Come ci si deve comportare in caso di eruzione? Cosa si deve dire, portare, preparare? A queste domande non sono molti quelli che saprebbero rispondere con cognizione di causa. Infatti siamo abbastanza preparati sul rischio sismico, ma sappiamo poco di altri rischi, come il rischio alluvione-frana-valanga o il rischio chimico o appunto il rischio vulcanico.
Vediamo un esempio. Il 13 novembre 1985 il vulcano Nevado del Ruiz in Colombia erutta in modo così fragoroso ed esplosivo che nessuno si ricordava un evento simile in precedenza. La gente non sa cosa fare, è terrorizzata e non ha una guida da seguire. Risultato: muoiono ventitremila persone. La popolazione di una città grande come Ivrea viene spazzata via in un modo che ricorda tanto un disaster movie. Il racconto della vicenda è disponibile sul Post. Il fatto più sbalorditivo di questa vicenda è però che questa tragedia era stata annunciata. Il governo aveva interpellato molti esperti e tutti avevano dipinto scenari apocalittici: è necessaria una immediata evacuazione degli abitanti della zona, avevano detto.

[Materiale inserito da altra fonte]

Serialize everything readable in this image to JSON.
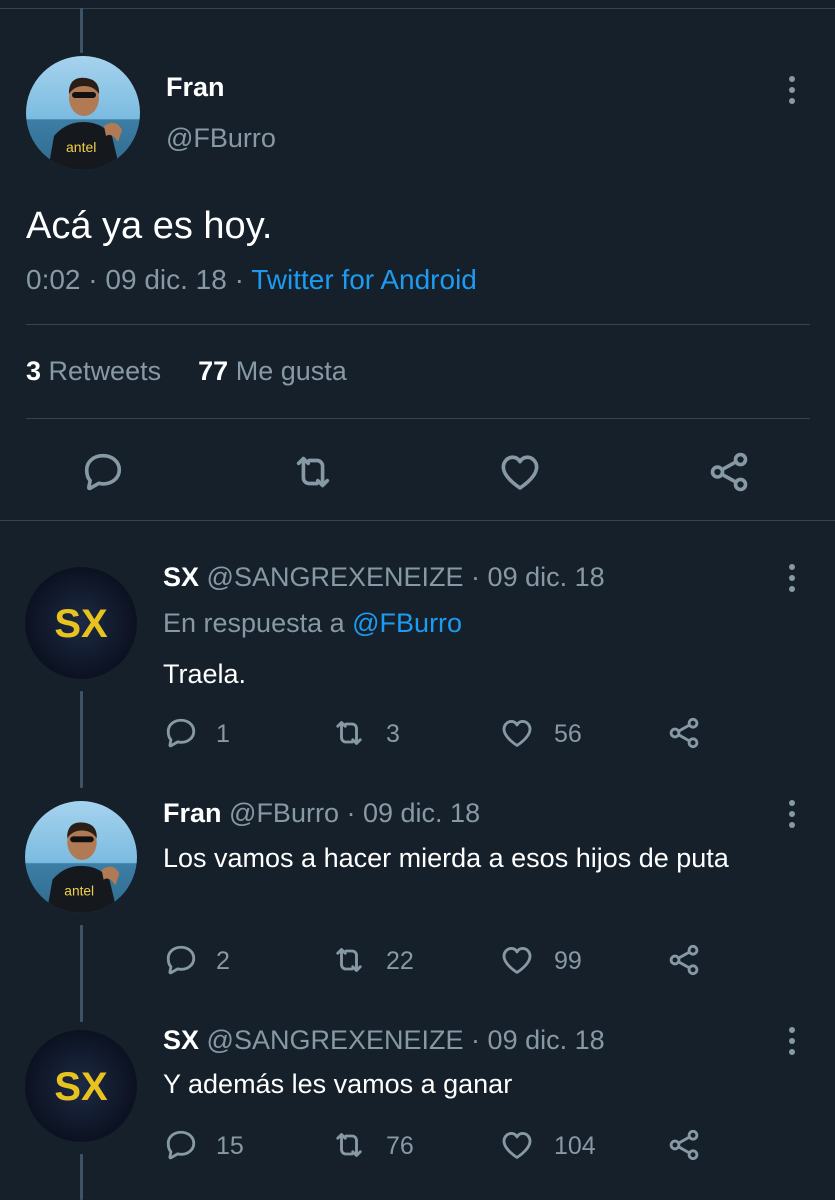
{
  "main_tweet": {
    "name": "Fran",
    "handle": "@FBurro",
    "text": "Acá ya es hoy.",
    "time": "0:02",
    "sep1": "·",
    "date": "09 dic. 18",
    "sep2": "·",
    "source": "Twitter for Android",
    "retweets_count": "3",
    "retweets_label": "Retweets",
    "likes_count": "77",
    "likes_label": "Me gusta",
    "avatar_text": "antel"
  },
  "replies": [
    {
      "name": "SX",
      "handle": "@SANGREXENEIZE",
      "sep": "·",
      "date": "09 dic. 18",
      "reply_prefix": "En respuesta a",
      "reply_to": "@FBurro",
      "text": "Traela.",
      "replies": "1",
      "retweets": "3",
      "likes": "56",
      "avatar_text": "SX"
    },
    {
      "name": "Fran",
      "handle": "@FBurro",
      "sep": "·",
      "date": "09 dic. 18",
      "text": "Los vamos a hacer mierda a esos hijos de puta",
      "replies": "2",
      "retweets": "22",
      "likes": "99",
      "avatar_text": "antel"
    },
    {
      "name": "SX",
      "handle": "@SANGREXENEIZE",
      "sep": "·",
      "date": "09 dic. 18",
      "text": "Y además les vamos a ganar",
      "replies": "15",
      "retweets": "76",
      "likes": "104",
      "avatar_text": "SX"
    }
  ],
  "colors": {
    "background": "#15202b",
    "secondary_text": "#8899a6",
    "link": "#1d9bf0",
    "divider": "#38444d",
    "sx_logo": "#e8c21e"
  },
  "icons": [
    "reply-icon",
    "retweet-icon",
    "like-icon",
    "share-icon",
    "more-icon"
  ]
}
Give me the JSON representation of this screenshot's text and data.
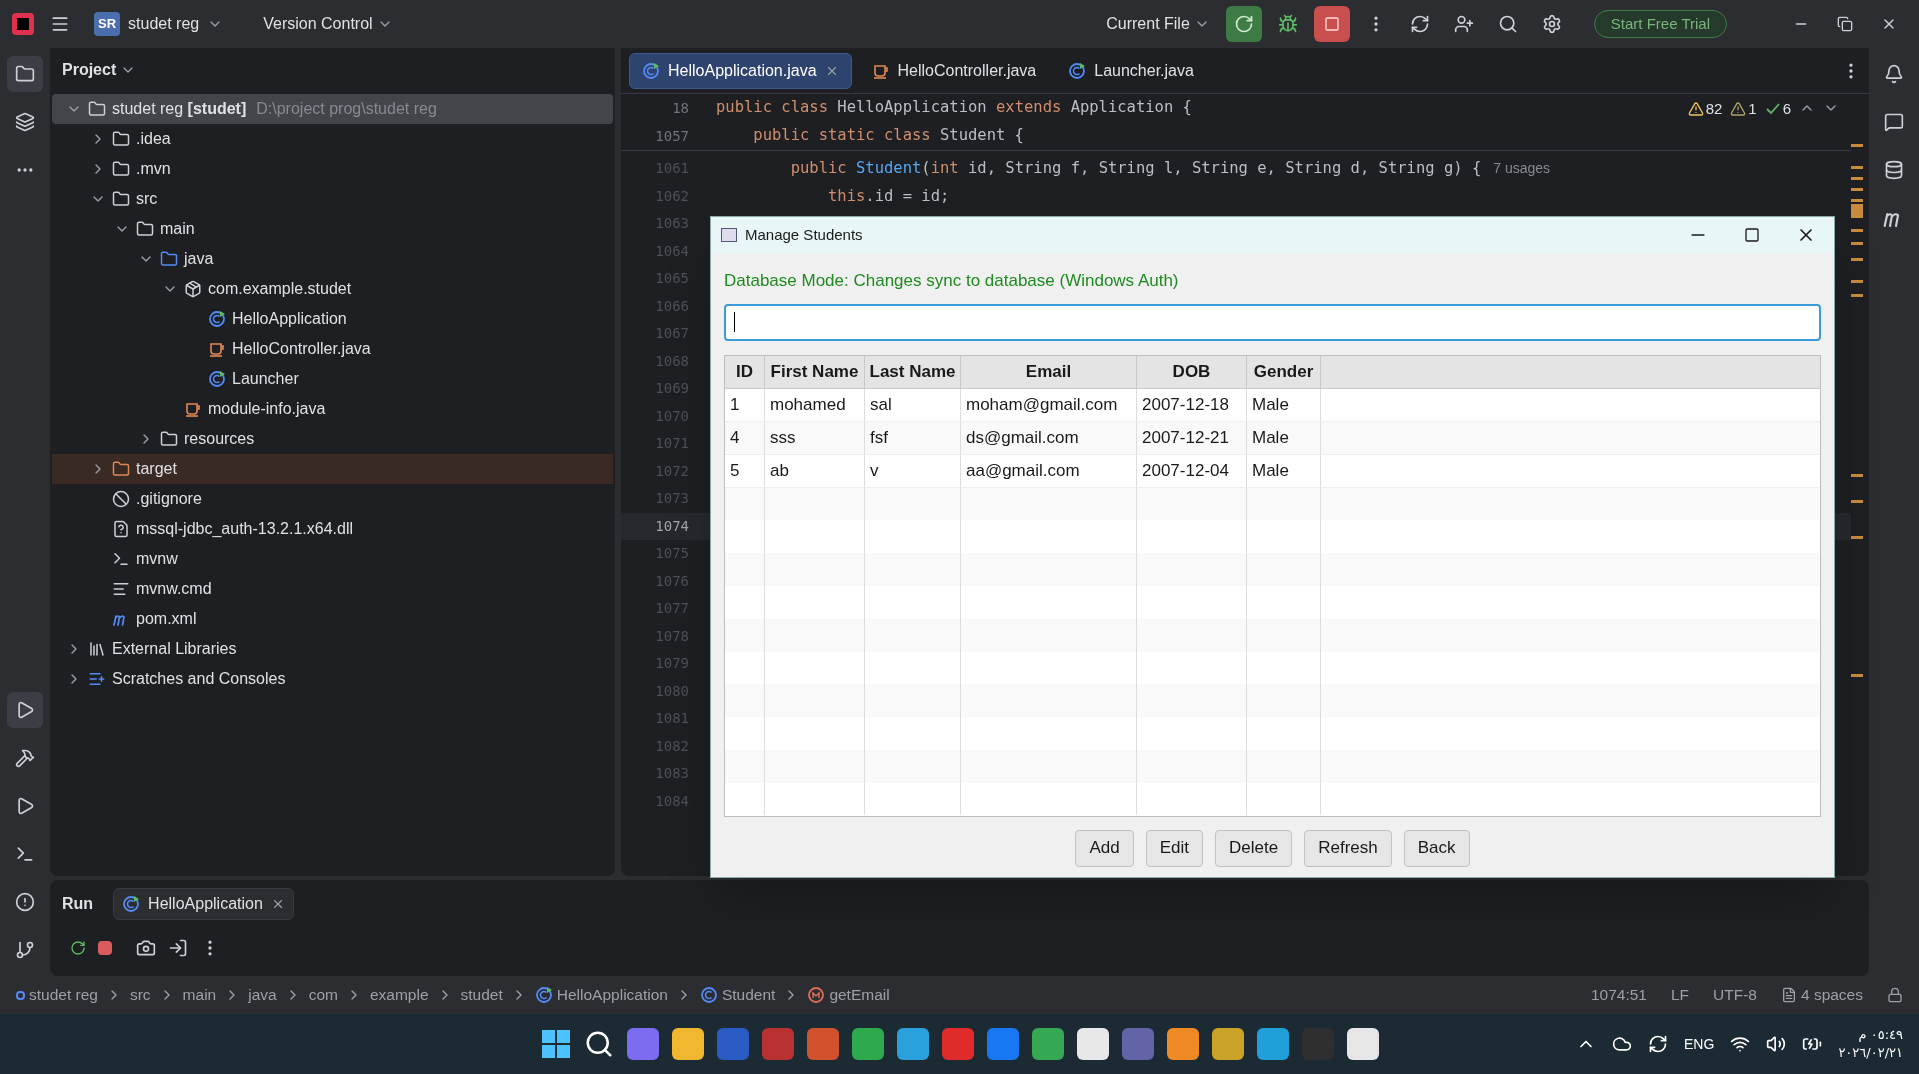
{
  "title_bar": {
    "project_badge": "SR",
    "project": "studet reg",
    "vcs": "Version Control",
    "run_config": "Current File",
    "trial_button": "Start Free Trial"
  },
  "project_panel": {
    "title": "Project",
    "tree": [
      {
        "label": "studet reg **[studet]**",
        "path": "D:\\project prog\\studet reg",
        "kind": "module",
        "selected": true,
        "expanded": true,
        "children": [
          {
            "label": ".idea",
            "kind": "folder",
            "selected": false,
            "expanded": false
          },
          {
            "label": ".mvn",
            "kind": "folder",
            "selected": false,
            "expanded": false
          },
          {
            "label": "src",
            "kind": "folder",
            "selected": false,
            "expanded": true,
            "children": [
              {
                "label": "main",
                "kind": "folder",
                "selected": false,
                "expanded": true,
                "children": [
                  {
                    "label": "java",
                    "kind": "source",
                    "selected": false,
                    "expanded": true,
                    "children": [
                      {
                        "label": "com.example.studet",
                        "kind": "package",
                        "selected": false,
                        "expanded": true,
                        "children": [
                          {
                            "label": "HelloApplication",
                            "kind": "runnable",
                            "selected": false
                          },
                          {
                            "label": "HelloController.java",
                            "kind": "java",
                            "selected": false
                          },
                          {
                            "label": "Launcher",
                            "kind": "runnable",
                            "selected": false
                          }
                        ]
                      },
                      {
                        "label": "module-info.java",
                        "kind": "java",
                        "selected": false
                      }
                    ]
                  },
                  {
                    "label": "resources",
                    "kind": "resources",
                    "selected": false,
                    "expanded": false
                  }
                ]
              }
            ]
          },
          {
            "label": "target",
            "kind": "excluded",
            "selected": false,
            "expanded": false
          },
          {
            "label": ".gitignore",
            "kind": "ignore",
            "selected": false
          },
          {
            "label": "mssql-jdbc_auth-13.2.1.x64.dll",
            "kind": "unknown",
            "selected": false
          },
          {
            "label": "mvnw",
            "kind": "script",
            "selected": false
          },
          {
            "label": "mvnw.cmd",
            "kind": "text",
            "selected": false
          },
          {
            "label": "pom.xml",
            "kind": "maven",
            "selected": false
          }
        ]
      },
      {
        "label": "External Libraries",
        "kind": "libraries",
        "selected": false,
        "expanded": false
      },
      {
        "label": "Scratches and Consoles",
        "kind": "scratches",
        "selected": false,
        "expanded": false
      }
    ]
  },
  "editor": {
    "tabs": [
      {
        "label": "HelloApplication.java",
        "kind": "runnable",
        "selected": true
      },
      {
        "label": "HelloController.java",
        "kind": "java",
        "selected": false
      },
      {
        "label": "Launcher.java",
        "kind": "runnable",
        "selected": false
      }
    ],
    "inspections": {
      "warnings": "82",
      "weak_warnings": "1",
      "typos": "6"
    },
    "sticky_lines": [
      {
        "number": "18",
        "tokens": [
          {
            "text": "public class ",
            "kind": "keyword"
          },
          {
            "text": "HelloApplication ",
            "kind": "plain"
          },
          {
            "text": "extends ",
            "kind": "keyword"
          },
          {
            "text": "Application {",
            "kind": "plain"
          }
        ]
      },
      {
        "number": "1057",
        "tokens": [
          {
            "text": "    public static class ",
            "kind": "keyword"
          },
          {
            "text": "Student {",
            "kind": "plain"
          }
        ]
      }
    ],
    "lines": [
      {
        "number": "1061",
        "tokens": [
          {
            "text": "        public ",
            "kind": "keyword"
          },
          {
            "text": "Student",
            "kind": "method"
          },
          {
            "text": "(",
            "kind": "plain"
          },
          {
            "text": "int ",
            "kind": "keyword"
          },
          {
            "text": "id, String f, String l, String e, String d, String g) {",
            "kind": "plain"
          },
          {
            "text": "7 usages",
            "kind": "hint"
          }
        ]
      },
      {
        "number": "1062",
        "tokens": [
          {
            "text": "            this",
            "kind": "keyword"
          },
          {
            "text": ".id = id;",
            "kind": "plain"
          }
        ]
      },
      {
        "number": "1063"
      },
      {
        "number": "1064"
      },
      {
        "number": "1065"
      },
      {
        "number": "1066"
      },
      {
        "number": "1067"
      },
      {
        "number": "1068"
      },
      {
        "number": "1069"
      },
      {
        "number": "1070"
      },
      {
        "number": "1071"
      },
      {
        "number": "1072"
      },
      {
        "number": "1073"
      },
      {
        "number": "1074",
        "selected": true
      },
      {
        "number": "1075"
      },
      {
        "number": "1076"
      },
      {
        "number": "1077"
      },
      {
        "number": "1078"
      },
      {
        "number": "1079"
      },
      {
        "number": "1080"
      },
      {
        "number": "1081"
      },
      {
        "number": "1082"
      },
      {
        "number": "1083"
      },
      {
        "number": "1084"
      }
    ]
  },
  "dialog": {
    "title": "Manage Students",
    "mode_text": "Database Mode: Changes sync to database (Windows Auth)",
    "table": {
      "columns": [
        "ID",
        "First Name",
        "Last Name",
        "Email",
        "DOB",
        "Gender"
      ],
      "rows": [
        [
          "1",
          "mohamed",
          "sal",
          "moham@gmail.com",
          "2007-12-18",
          "Male"
        ],
        [
          "4",
          "sss",
          "fsf",
          "ds@gmail.com",
          "2007-12-21",
          "Male"
        ],
        [
          "5",
          "ab",
          "v",
          "aa@gmail.com",
          "2007-12-04",
          "Male"
        ]
      ]
    },
    "buttons": [
      "Add",
      "Edit",
      "Delete",
      "Refresh",
      "Back"
    ]
  },
  "run_panel": {
    "title": "Run",
    "tab": "HelloApplication"
  },
  "status_bar": {
    "breadcrumbs": [
      {
        "label": "studet reg",
        "kind": "module"
      },
      {
        "label": "src",
        "kind": "plain"
      },
      {
        "label": "main",
        "kind": "plain"
      },
      {
        "label": "java",
        "kind": "plain"
      },
      {
        "label": "com",
        "kind": "plain"
      },
      {
        "label": "example",
        "kind": "plain"
      },
      {
        "label": "studet",
        "kind": "plain"
      },
      {
        "label": "HelloApplication",
        "kind": "runnable"
      },
      {
        "label": "Student",
        "kind": "class"
      },
      {
        "label": "getEmail",
        "kind": "method"
      }
    ],
    "position": "1074:51",
    "line_separator": "LF",
    "encoding": "UTF-8",
    "indent": "4 spaces"
  },
  "taskbar": {
    "language": "ENG",
    "time": "٠٥:٤٩ م",
    "date": "٢٠٢٦/٠٢/٢١"
  }
}
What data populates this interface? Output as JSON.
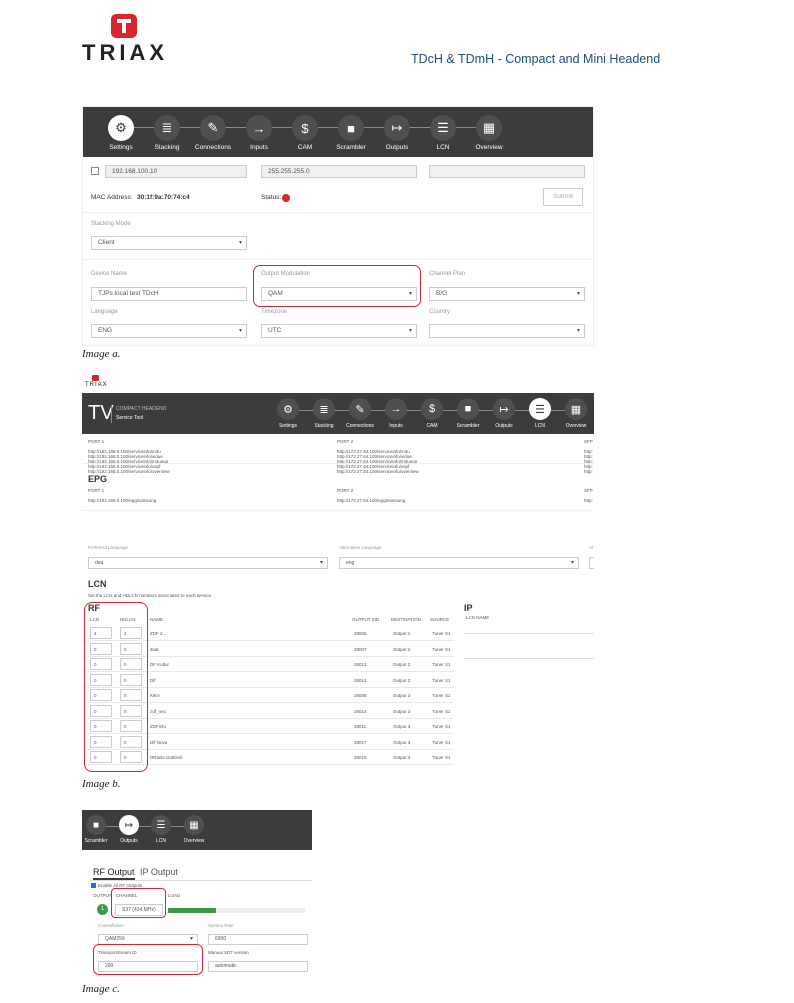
{
  "header": {
    "brand": "TRIAX",
    "doc_title": "TDcH & TDmH  -  Compact and Mini Headend"
  },
  "captions": {
    "a": "Image a.",
    "b": "Image b.",
    "c": "Image c."
  },
  "image_a": {
    "nav": [
      {
        "label": "Settings",
        "icon": "gear-icon",
        "glyph": "⚙",
        "active": true
      },
      {
        "label": "Stacking",
        "icon": "stack-icon",
        "glyph": "≣",
        "active": false
      },
      {
        "label": "Connections",
        "icon": "plug-icon",
        "glyph": "✎",
        "active": false
      },
      {
        "label": "Inputs",
        "icon": "input-icon",
        "glyph": "→",
        "active": false
      },
      {
        "label": "CAM",
        "icon": "cam-icon",
        "glyph": "$",
        "active": false
      },
      {
        "label": "Scrambler",
        "icon": "lock-icon",
        "glyph": "■",
        "active": false
      },
      {
        "label": "Outputs",
        "icon": "output-icon",
        "glyph": "↦",
        "active": false
      },
      {
        "label": "LCN",
        "icon": "list-icon",
        "glyph": "☰",
        "active": false
      },
      {
        "label": "Overview",
        "icon": "grid-icon",
        "glyph": "▦",
        "active": false
      }
    ],
    "ip": "192.168.100.10",
    "mask": "255.255.255.0",
    "mac_label": "MAC Address:",
    "mac_value": "30:1f:9a:70:74:c4",
    "status_label": "Status:",
    "submit": "Submit",
    "stacking_mode_label": "Stacking Mode",
    "stacking_mode_value": "Client",
    "device_name_label": "Device Name",
    "device_name_value": "TJPs local test TDcH",
    "output_mod_label": "Output Modulation",
    "output_mod_value": "QAM",
    "channel_plan_label": "Channel Plan",
    "channel_plan_value": "B/G",
    "language_label": "Language",
    "language_value": "ENG",
    "timezone_label": "Timezone",
    "timezone_value": "UTC",
    "country_label": "Country"
  },
  "image_b": {
    "small_brand": "TRIAX",
    "tv": "TV",
    "app_line1": "COMPACT HEADEND",
    "app_line2": "Service Tool",
    "nav": [
      "Settings",
      "Stacking",
      "Connections",
      "Inputs",
      "CAM",
      "Scrambler",
      "Outputs",
      "LCN",
      "Overview"
    ],
    "port1": "PORT 1",
    "port2": "PORT 2",
    "sfp": "SFP",
    "port1_urls": [
      "http://192.168.0.100/serviceinfo/m3u",
      "http://192.168.0.100/serviceinfo/vidue",
      "http://192.168.0.100/serviceinfo/m3uepp",
      "http://192.168.0.100/serviceinfo/xspf",
      "http://192.168.0.100/serviceinfo/overview"
    ],
    "port2_urls": [
      "http://172.27.64.100/serviceinfo/m3u",
      "http://172.27.64.100/serviceinfo/vidue",
      "http://172.27.64.100/serviceinfo/m3uepp",
      "http://172.27.64.100/serviceinfo/xspf",
      "http://172.27.64.100/serviceinfo/overview"
    ],
    "sfp_urls": [
      "http:",
      "http:",
      "http:",
      "http:",
      "http:"
    ],
    "epg_title": "EPG",
    "epg_port1": "http://192.168.0.100/epg/samsung",
    "epg_port2": "http://172.27.64.100/epg/samsung",
    "epg_sfp": "http:",
    "pref_lang_label": "Preferred Language",
    "pref_lang_value": "deu",
    "alt_lang_label": "Alternative Language",
    "alt_lang_value": "eng",
    "alt_cut": "Al",
    "lcn_title": "LCN",
    "lcn_desc": "Set the LCN and HDLCN numbers associated to each service.",
    "rf_title": "RF",
    "ip_title": "IP",
    "ip_cols": "LCN  NAME",
    "cols": {
      "lcn": "LCN",
      "hdlcn": "HDLCN",
      "name": "NAME",
      "sid": "OUTPUT SID",
      "dest": "DESTINATION",
      "src": "SOURCE"
    },
    "rows": [
      {
        "lcn": "4",
        "hdlcn": "4",
        "name": "ZDF 2...",
        "sid": "28006",
        "dest": "Output 1",
        "src": "Tuner S1"
      },
      {
        "lcn": "0",
        "hdlcn": "0",
        "name": "3sat",
        "sid": "28007",
        "dest": "Output 2",
        "src": "Tuner S1"
      },
      {
        "lcn": "0",
        "hdlcn": "0",
        "name": "DF Kultur",
        "sid": "28012",
        "dest": "Output 2",
        "src": "Tuner S1"
      },
      {
        "lcn": "0",
        "hdlcn": "0",
        "name": "Dlf",
        "sid": "28013",
        "dest": "Output 2",
        "src": "Tuner S1"
      },
      {
        "lcn": "0",
        "hdlcn": "0",
        "name": "KiKA",
        "sid": "28008",
        "dest": "Output 3",
        "src": "Tuner S1"
      },
      {
        "lcn": "0",
        "hdlcn": "0",
        "name": "zdf_neo",
        "sid": "28014",
        "dest": "Output 3",
        "src": "Tuner S1"
      },
      {
        "lcn": "0",
        "hdlcn": "0",
        "name": "ZDFinfo",
        "sid": "28011",
        "dest": "Output 3",
        "src": "Tuner S1"
      },
      {
        "lcn": "0",
        "hdlcn": "0",
        "name": "Dlf Nova",
        "sid": "28017",
        "dest": "Output 3",
        "src": "Tuner S1"
      },
      {
        "lcn": "0",
        "hdlcn": "0",
        "name": "DRadio DokDeb",
        "sid": "28015",
        "dest": "Output 3",
        "src": "Tuner S1"
      }
    ]
  },
  "image_c": {
    "nav": [
      {
        "label": "Scrambler",
        "glyph": "■",
        "icon": "lock-icon",
        "active": false
      },
      {
        "label": "Outputs",
        "glyph": "↦",
        "icon": "output-icon",
        "active": true
      },
      {
        "label": "LCN",
        "glyph": "☰",
        "icon": "list-icon",
        "active": false
      },
      {
        "label": "Overview",
        "glyph": "▦",
        "icon": "grid-icon",
        "active": false
      }
    ],
    "tab_rf": "RF Output",
    "tab_ip": "IP Output",
    "enable_all": "Enable All RF Outputs",
    "col_output": "OUTPUT",
    "col_channel": "CHANNEL",
    "col_load": "LOAD",
    "output_num": "1",
    "channel_value": "S37 (434 MHz)",
    "load_fraction": 0.35,
    "constellation_label": "Constellation",
    "constellation_value": "QAM256",
    "symbol_rate_label": "Symbol Rate",
    "symbol_rate_value": "6900",
    "ts_id_label": "Transportstream ID",
    "ts_id_value": "200",
    "sdt_label": "Manual SDT version",
    "sdt_value": "automatic"
  },
  "colors": {
    "accent_red": "#d7262e",
    "nav_dark": "#3c3c3c",
    "load_green": "#3a9a4a",
    "title_blue": "#1f4e79"
  }
}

Ma nessuno mosse un dito e così è successo quello che sappiamo. Il vulcanologo John Lockwood commentò la tragedia dicendo «Non si era fatto abbastanza per avvertire la popolazione».
Qui più che di vulcani parliamo di rischio vulcanico. Parliamo quindi di una competenza non codificata ma indispensabile: saper reagire in caso di calamità, sapere dove reperire le informazioni, saper comunicare in modo chiaro agli altri. Per dirla in altri termini, saper gestire un’efficace comunicazione del rischio.
Questa disciplina è poco nota in Italia e infatti non ci sono né corsi universitari né bibliografie sterminate in merito. Uno degli esperti principali Giancarlo Sturloni, autore di un libro edito da Mondadori. Nel libro vengono trattati tanti casi in cui la popolazione è stata avvisata poco e male dei rischi che stava correndo: per esempio in occasione dell’incidente della centrale nucleare di Chenobyl nel 1986 o dopo l’incidente alla fabbrica chimica di Seveso nel 1976. Ma per venire a tempi più recenti, una comunicazione del rischio balbettante c’è stata in occasione della serie sismica a L’Aquila nel 2009 o a più riprese nelle prime fasi della pandemia di Covid-19. Il risultato è che la popolazione agisce d’impulso, cadendo spesso in errore, e perde fiducia nelle autorità che dovrebbero guidarla.
Questo tipo di competenza può essere acquisito o allenato a scuola e si applica ad argomenti molto diversi: vulcani, terremoti, inondazioni, alluvioni, incidenti nucleari, incidenti a impianti chimici, pandemie, malattie legate ai vizi (fumo, dipendenza da droghe, sedentarietà). Per allenarsi occorre padroneggiare l’argomento di cui si vuole parlare e mettere in campo le strategie più efficaci per comunicarlo. Per esempio: pianificare una campagna social, simulare delle interviste al telegiornale, creare dei cartelloni pubblicitari e così via.
Questo tipo di approccio può tornare utile sia nelle scuole in cui il tempo per fare scienze è poco sia nelle classi in cui l’attenzione degli studenti è scarsa. Mettiamoli di fronte a un compito ben preciso e valutiamo le conoscenze che hanno sull’argomento in funzione del prodotto che realizzano.
I temi su cui cominciare a ragionare non mancano; in Italia il 7,9% del territorio nazionale è a rischio per frane e l’8,4% a rischio per alluvione (dati ISPRA), un terzo della popolazione vive in aree a elevato rischio sismico e ci sono numerosi vulcani attivi sparsi per la penisola.
Basta una fotografia per ricordare la pessima comunicazione del rischio fatta dal capitano della Costa Concordia il 13 gennaio 2012 (fonte ARPAT | Flickr).
Perché seguire questo criterio? Per dare maggior importanza alla comunicazione del rischio e per dare un coinvolgere gli studenti su argomenti molto mnemonici.